Maybe because in hindsight, I know I should've realized he was dying. None of his doctors said so. Instead they were trying to get him released to a rehab facility, which meant (to me) there was more than a glimmer of hope.

He went downhill fast this time, while in the hospital. The staff was doing their best to keep him maintained with transfusions and tweaking medications. Actually, the list of problems and complications that landed him in the hospital a final time signaled all was down hill.  I see that now.

We knew his life was in danger when he was diagnosed the cancer in April 2015. Yet we never prepared for his death.

His oncologist even called me, pleading with me to do what ever I could to get him into a facility close to home and near the doctor.. As the days went on Kevin could no longer sit up, let alone undertake physical therapy sessions at the hospital. I tried to encourage him, but it was more than he could handle. The facility near home rejected him. They realized his state of health was beyond rehabilitation. A nursing home near the hospital offered to take him and promised therapy, but hospital staffers that I trusted warned me, the home could not provide what Kevin needed.

Our last hope was HOSPICE. I was adamant that Kevin receive physical therapy so that he could regain enough strength for more chemo and better health. I believed anything was possible. HOSPICE staff explained they would provide therapy and that we had the option to drop HOSPICE care once Kevin was well enough for chemo..I believed with all my heart he would be recovering and back to fighting the cancer that was once again growing in his lungs, brain and bones.
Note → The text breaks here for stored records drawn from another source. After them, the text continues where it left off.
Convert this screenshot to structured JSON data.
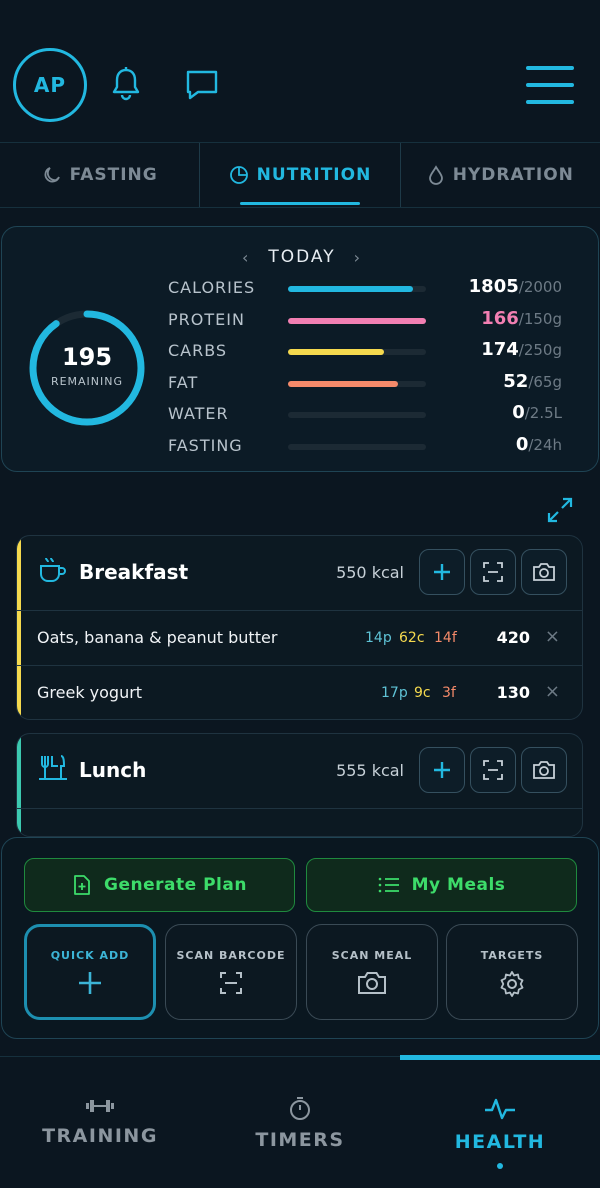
{
  "header": {
    "avatar_initials": "AP"
  },
  "tabs": [
    {
      "label": "FASTING",
      "icon": "moon-icon",
      "active": false
    },
    {
      "label": "NUTRITION",
      "icon": "pie-chart-icon",
      "active": true
    },
    {
      "label": "HYDRATION",
      "icon": "droplet-icon",
      "active": false
    }
  ],
  "summary": {
    "day_label": "TODAY",
    "prev": "‹",
    "next": "›",
    "remaining_value": "195",
    "remaining_label": "REMAINING",
    "ring_fraction": 0.9025,
    "metrics": [
      {
        "label": "CALORIES",
        "value": "1805",
        "goal": "/2000",
        "fraction": 0.9025,
        "color": "#22b8e0",
        "value_color": "#ffffff"
      },
      {
        "label": "PROTEIN",
        "value": "166",
        "goal": "/150g",
        "fraction": 1.0,
        "color": "#f27fb2",
        "value_color": "#f27fb2"
      },
      {
        "label": "CARBS",
        "value": "174",
        "goal": "/250g",
        "fraction": 0.696,
        "color": "#f5d94e",
        "value_color": "#ffffff"
      },
      {
        "label": "FAT",
        "value": "52",
        "goal": "/65g",
        "fraction": 0.8,
        "color": "#f58a6a",
        "value_color": "#ffffff"
      },
      {
        "label": "WATER",
        "value": "0",
        "goal": "/2.5L",
        "fraction": 0,
        "color": "#22b8e0",
        "value_color": "#ffffff"
      },
      {
        "label": "FASTING",
        "value": "0",
        "goal": "/24h",
        "fraction": 0,
        "color": "#22b8e0",
        "value_color": "#ffffff"
      }
    ]
  },
  "meals": [
    {
      "title": "Breakfast",
      "kcal": "550 kcal",
      "accent": "#f5d94e",
      "icon": "coffee-cup-icon",
      "items": [
        {
          "name": "Oats, banana & peanut butter",
          "p": "14p",
          "c": "62c",
          "f": "14f",
          "cal": "420"
        },
        {
          "name": "Greek yogurt",
          "p": "17p",
          "c": "9c",
          "f": "3f",
          "cal": "130"
        }
      ]
    },
    {
      "title": "Lunch",
      "kcal": "555 kcal",
      "accent": "#3cc9b0",
      "icon": "utensils-icon",
      "items": []
    }
  ],
  "actions": {
    "generate_plan": "Generate Plan",
    "my_meals": "My Meals",
    "tiles": [
      {
        "label": "QUICK ADD",
        "icon": "plus-icon",
        "selected": true
      },
      {
        "label": "SCAN BARCODE",
        "icon": "barcode-scan-icon",
        "selected": false
      },
      {
        "label": "SCAN MEAL",
        "icon": "camera-icon",
        "selected": false
      },
      {
        "label": "TARGETS",
        "icon": "gear-icon",
        "selected": false
      }
    ]
  },
  "bottom_nav": [
    {
      "label": "TRAINING",
      "icon": "dumbbell-icon",
      "active": false
    },
    {
      "label": "TIMERS",
      "icon": "stopwatch-icon",
      "active": false
    },
    {
      "label": "HEALTH",
      "icon": "pulse-icon",
      "active": true
    }
  ]
}
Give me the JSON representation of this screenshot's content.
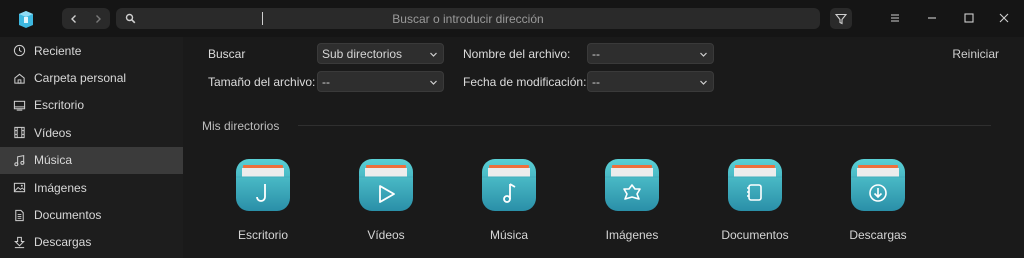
{
  "titlebar": {
    "address_placeholder": "Buscar o introducir dirección",
    "icons": [
      "app-logo",
      "back-icon",
      "forward-icon",
      "search-icon",
      "filter-icon",
      "menu-icon",
      "minimize-icon",
      "maximize-icon",
      "close-icon"
    ]
  },
  "sidebar": {
    "items": [
      {
        "label": "Reciente",
        "icon": "clock-icon"
      },
      {
        "label": "Carpeta personal",
        "icon": "home-icon"
      },
      {
        "label": "Escritorio",
        "icon": "desktop-icon"
      },
      {
        "label": "Vídeos",
        "icon": "film-icon"
      },
      {
        "label": "Música",
        "icon": "music-icon",
        "active": true
      },
      {
        "label": "Imágenes",
        "icon": "image-icon"
      },
      {
        "label": "Documentos",
        "icon": "document-icon"
      },
      {
        "label": "Descargas",
        "icon": "download-icon"
      }
    ]
  },
  "filters": {
    "search_label": "Buscar",
    "search_value": "Sub directorios",
    "size_label": "Tamaño del archivo:",
    "size_value": "--",
    "name_label": "Nombre del archivo:",
    "name_value": "--",
    "date_label": "Fecha de modificación:",
    "date_value": "--",
    "reset_label": "Reiniciar"
  },
  "directories": {
    "title": "Mis directorios",
    "items": [
      {
        "label": "Escritorio",
        "icon": "desktop-folder-icon"
      },
      {
        "label": "Vídeos",
        "icon": "videos-folder-icon"
      },
      {
        "label": "Música",
        "icon": "music-folder-icon"
      },
      {
        "label": "Imágenes",
        "icon": "images-folder-icon"
      },
      {
        "label": "Documentos",
        "icon": "documents-folder-icon"
      },
      {
        "label": "Descargas",
        "icon": "downloads-folder-icon"
      }
    ]
  },
  "colors": {
    "accent_teal": "#2fa9b6",
    "folder_top": "#5ad0d5",
    "folder_bottom": "#2a8fa8",
    "folder_tab": "#f0703c"
  }
}
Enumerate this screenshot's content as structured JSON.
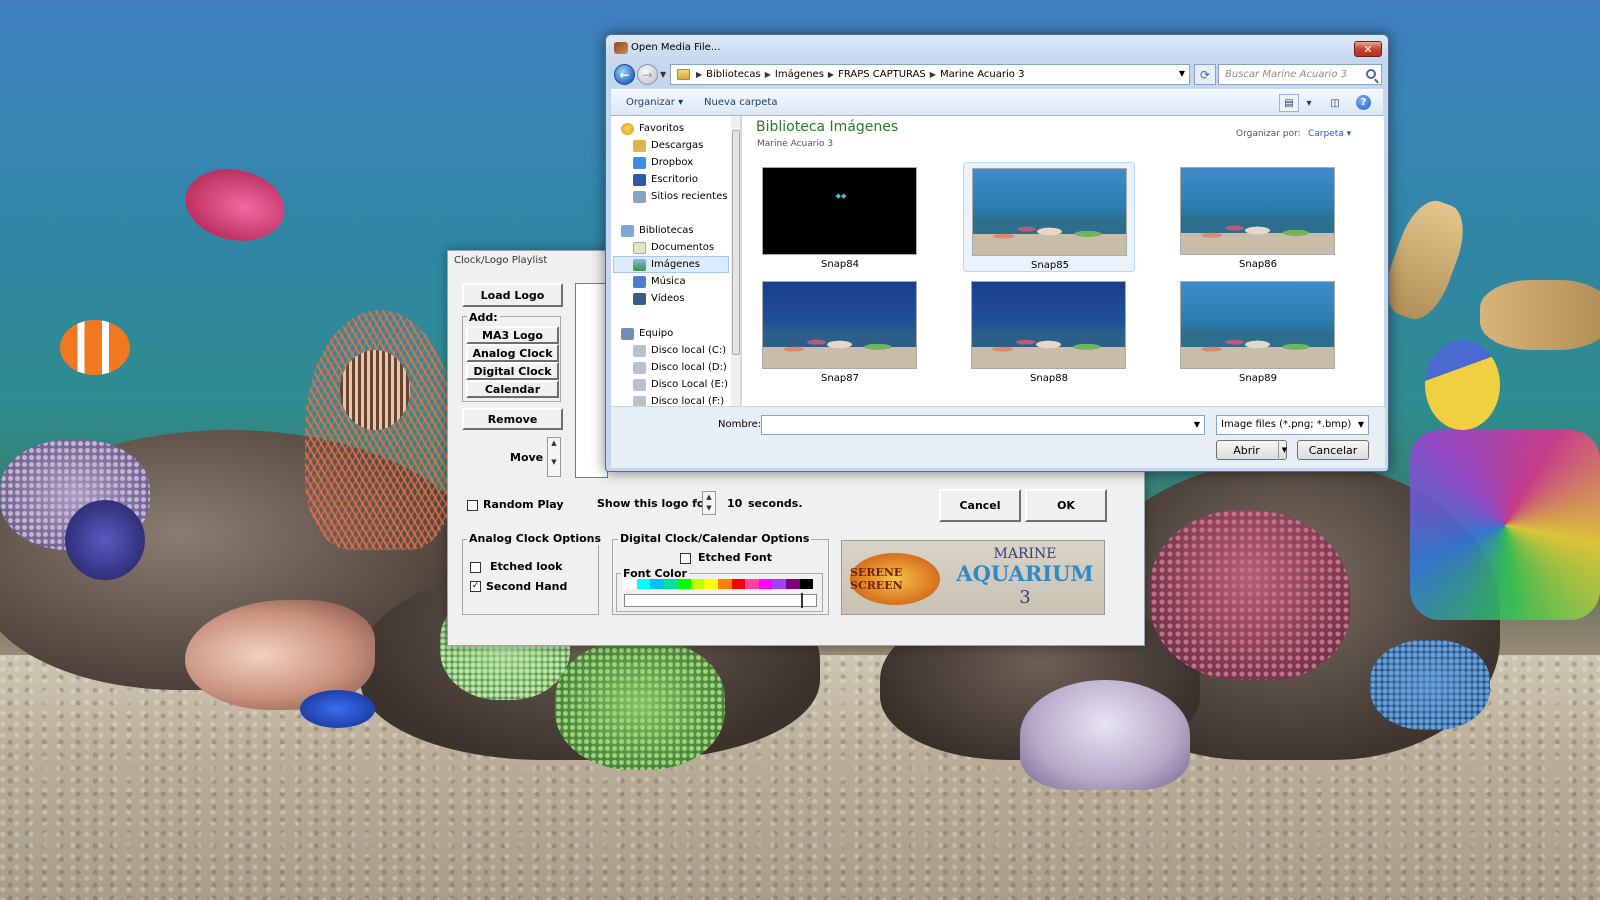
{
  "playlist": {
    "title": "Clock/Logo Playlist",
    "load_logo": "Load  Logo",
    "add_label": "Add:",
    "add_items": [
      "MA3 Logo",
      "Analog Clock",
      "Digital Clock",
      "Calendar"
    ],
    "remove": "Remove",
    "move": "Move",
    "random_play": "Random Play",
    "random_play_checked": false,
    "show_logo_for": "Show this logo for:",
    "seconds_value": "10",
    "seconds_unit": "seconds.",
    "cancel": "Cancel",
    "ok": "OK",
    "analog_group": "Analog Clock Options",
    "etched_look": "Etched look",
    "etched_look_checked": false,
    "second_hand": "Second Hand",
    "second_hand_checked": true,
    "digital_group": "Digital Clock/Calendar Options",
    "etched_font": "Etched Font",
    "etched_font_checked": false,
    "font_color": "Font Color",
    "font_colors": [
      "#ffffff",
      "#00ffff",
      "#00c0ff",
      "#00e0a0",
      "#00ff00",
      "#c0ff00",
      "#ffff00",
      "#ff8000",
      "#ff0000",
      "#ff40a0",
      "#ff00ff",
      "#a040ff",
      "#800080",
      "#000000"
    ],
    "logo_serene_screen": "SERENE SCREEN",
    "logo_marine": "MARINE",
    "logo_aquarium": "AQUARIUM",
    "logo_number": "3"
  },
  "open_dialog": {
    "title": "Open Media File...",
    "breadcrumb": [
      "Bibliotecas",
      "Imágenes",
      "FRAPS CAPTURAS",
      "Marine Acuario 3"
    ],
    "search_placeholder": "Buscar Marine Acuario 3",
    "toolbar": {
      "organize": "Organizar",
      "new_folder": "Nueva carpeta"
    },
    "nav": {
      "favorites_header": "Favoritos",
      "favorites": [
        "Descargas",
        "Dropbox",
        "Escritorio",
        "Sitios recientes"
      ],
      "libraries_header": "Bibliotecas",
      "libraries": [
        "Documentos",
        "Imágenes",
        "Música",
        "Vídeos"
      ],
      "computer_header": "Equipo",
      "drives": [
        "Disco local (C:)",
        "Disco local (D:)",
        "Disco Local (E:)",
        "Disco local (F:)"
      ]
    },
    "library_title": "Biblioteca Imágenes",
    "library_subtitle": "Marine Acuario 3",
    "organize_by_label": "Organizar por:",
    "organize_by_value": "Carpeta",
    "files": [
      "Snap84",
      "Snap85",
      "Snap86",
      "Snap87",
      "Snap88",
      "Snap89"
    ],
    "selected_file": "Snap85",
    "filename_label": "Nombre:",
    "filename_value": "",
    "file_type": "Image files (*.png; *.bmp)",
    "open_button": "Abrir",
    "cancel_button": "Cancelar"
  },
  "colors": {
    "library_title": "#2a7a2a",
    "link_blue": "#1b5fc0",
    "selection": "#dcebfc"
  }
}
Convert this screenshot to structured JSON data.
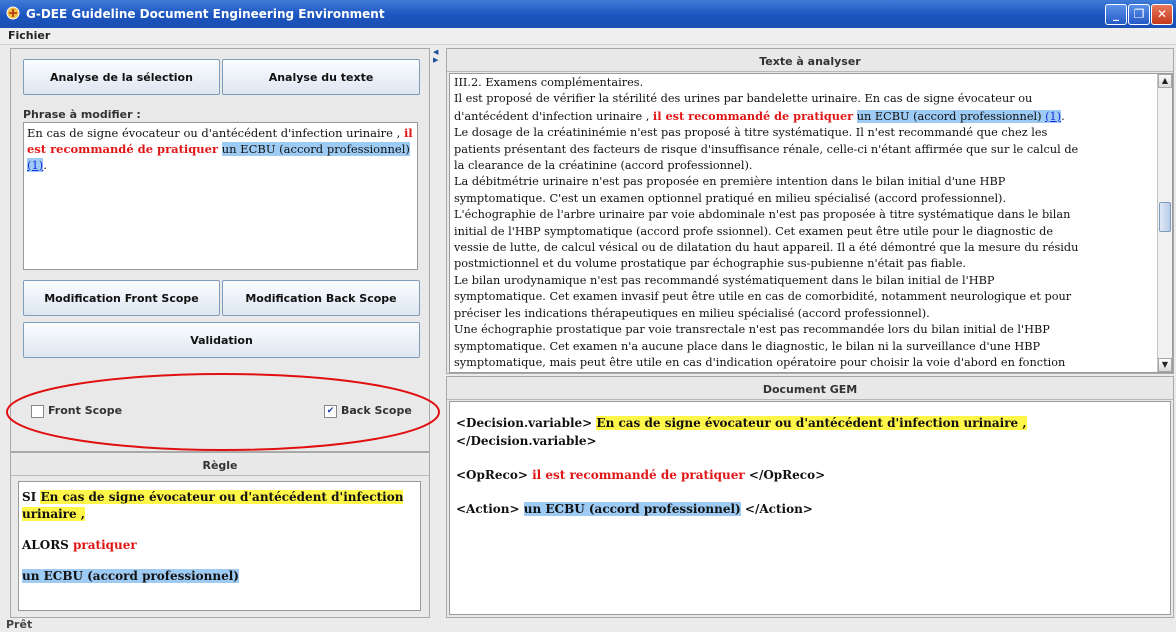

Dr. Tang would not agree to being his representative//physician while he was in HOSPICE care, so the HOSPICE doctor took over.

In the meantime, Kevin became less responsive. Doctors at the hospital and then HOSPICE staff started communicating through me. Kevin's responses to me were yes, no, I'm sorry or I love you. His moving was confined to helping pull himself up in bed or tossing and turning in his sleep.

Between his not communicating and my not facing reality, we never got to talk about what was to come.

A year ago today was Kevin's second day home from the hospital. Halfway through the 46 days. He wanted so much to go home.  HOSPICE staff came by on his first and second day home to get him settled, do their evaluations and then started their visits and routine two days later. It was actually less stressful having home home rather than in the hospital. He was sleeping most of the time. He was confined to a hospital bed in our living room and I slept on the couch during his last days home, so I could be close by in case he needed me.

I can't help it. I need to dwell on those days and every last piece of our lives together. June 26th marks one year. I've somehow made it through every day on the calendar that had meaning for us.

Something inside me needs to walk through those days again. For some reason it is essential.

If we had our way, he'd be sitting in front of the TV right now watching baseball. Or better yet, we'd be at a game. I miss Kevin every day. He is always in my thoughts and prayers.

Thank you for reading my posts and  your support. I am fortunate and grateful to have loving, caring friends and family.